If dairy farms choose to participate in the DPMPP, the next decision will be at what level to participate. Specifically, what percent of their base production, and what level of margin protection.
If farms choose not to participate in this program, then they are free to look at other ways of managing price risk including futures and options, livestock gross margin insurance for dairy, or accepting whatever the cash market brings.
On the crop side, there will be other decisions facing farm managers. The first decision will concern base acres and yields, and whether a farm wants to adjust their base yields.
The second decision relates to program participation, ARC or PLC.
If the details are sketchy here, there are two reasons: as with dairy, rules are being developed now, and my limited understanding of farm bill issues and programs related to crops.
To help Ohio’s agriculture community sort through the issues, information, and software tools that will be released later this summer and fall, OSU Extension is developing programs and workshops with partners across Ohio.

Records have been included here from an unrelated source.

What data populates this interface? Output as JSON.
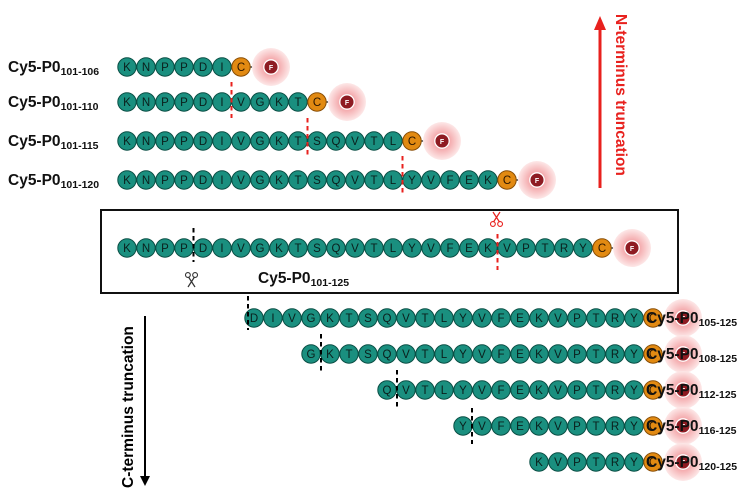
{
  "colors": {
    "residue_fill": "#1a8f7f",
    "residue_stroke": "#0b4f45",
    "cys_fill": "#e28a12",
    "cys_stroke": "#8a4e05",
    "fluor_core": "#8e1b22",
    "fluor_glow": "#f3b6b8",
    "n_terminus": "#e8211e",
    "c_terminus": "#000000",
    "cut_n": "#e8211e",
    "cut_c": "#000000"
  },
  "fluorophore_label": "F",
  "cys_label": "C",
  "n_terminus_label": "N-terminus truncation",
  "c_terminus_label": "C-terminus truncation",
  "full_peptide": {
    "label_main": "Cy5-P0",
    "label_sub": "101-125",
    "sequence": "KNPPDIVGKTSQVTLYVFEKVPTRY"
  },
  "n_truncations": [
    {
      "label_main": "Cy5-P0",
      "label_sub": "101-106",
      "sequence": "KNPPDI"
    },
    {
      "label_main": "Cy5-P0",
      "label_sub": "101-110",
      "sequence": "KNPPDIVGKT"
    },
    {
      "label_main": "Cy5-P0",
      "label_sub": "101-115",
      "sequence": "KNPPDIVGKTSQVTL"
    },
    {
      "label_main": "Cy5-P0",
      "label_sub": "101-120",
      "sequence": "KNPPDIVGKTSQVTLYVFEK"
    }
  ],
  "c_truncations": [
    {
      "label_main": "Cy5-P0",
      "label_sub": "105-125",
      "sequence": "DIVGKTSQVTLYVFEKVPTRY"
    },
    {
      "label_main": "Cy5-P0",
      "label_sub": "108-125",
      "sequence": "GKTSQVTLYVFEKVPTRY"
    },
    {
      "label_main": "Cy5-P0",
      "label_sub": "112-125",
      "sequence": "QVTLYVFEKVPTRY"
    },
    {
      "label_main": "Cy5-P0",
      "label_sub": "116-125",
      "sequence": "YVFEKVPTRY"
    },
    {
      "label_main": "Cy5-P0",
      "label_sub": "120-125",
      "sequence": "KVPTRY"
    }
  ],
  "scissors_icon": "scissors-icon"
}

The first series of meetings focuses on general farm bill provisions and is a collaboration with Farm Credit Services, Ohio Farm Service Agency, and Farm Bureau. These will be held in August, on the 18th in Wooster, and the 19th in Defiance, and Wilmington.
Contact your local Extension office for more information.
To specifically address the Dairy Margin Protection Program, we have planned a multi-pronged approach. Regional workshops focusing on rules and implementation will be held in September, on the 3rd in Mercer County, the 11th in Mahoning County, and the 15th in Wayne County.
The software tools available to assist in decision making will be demonstrated.
Follow-up meetings will be scheduled across Ohio to assist farms with use of these software tools and evaluating participation alternatives for both the crop and dairy programs.
For farms that are not interested in participating in the DPMPP, the Ohio Dairy Producers will be offering meetings with brokers and cooperatives that offer assistance with futures and options as well as LGM-Dairy margin insurance.
There are currently many questions about how these farm bill provisions will operate, and when and how decisions will need to be made. Meanwhile, new information continues to be posted as it becomes available.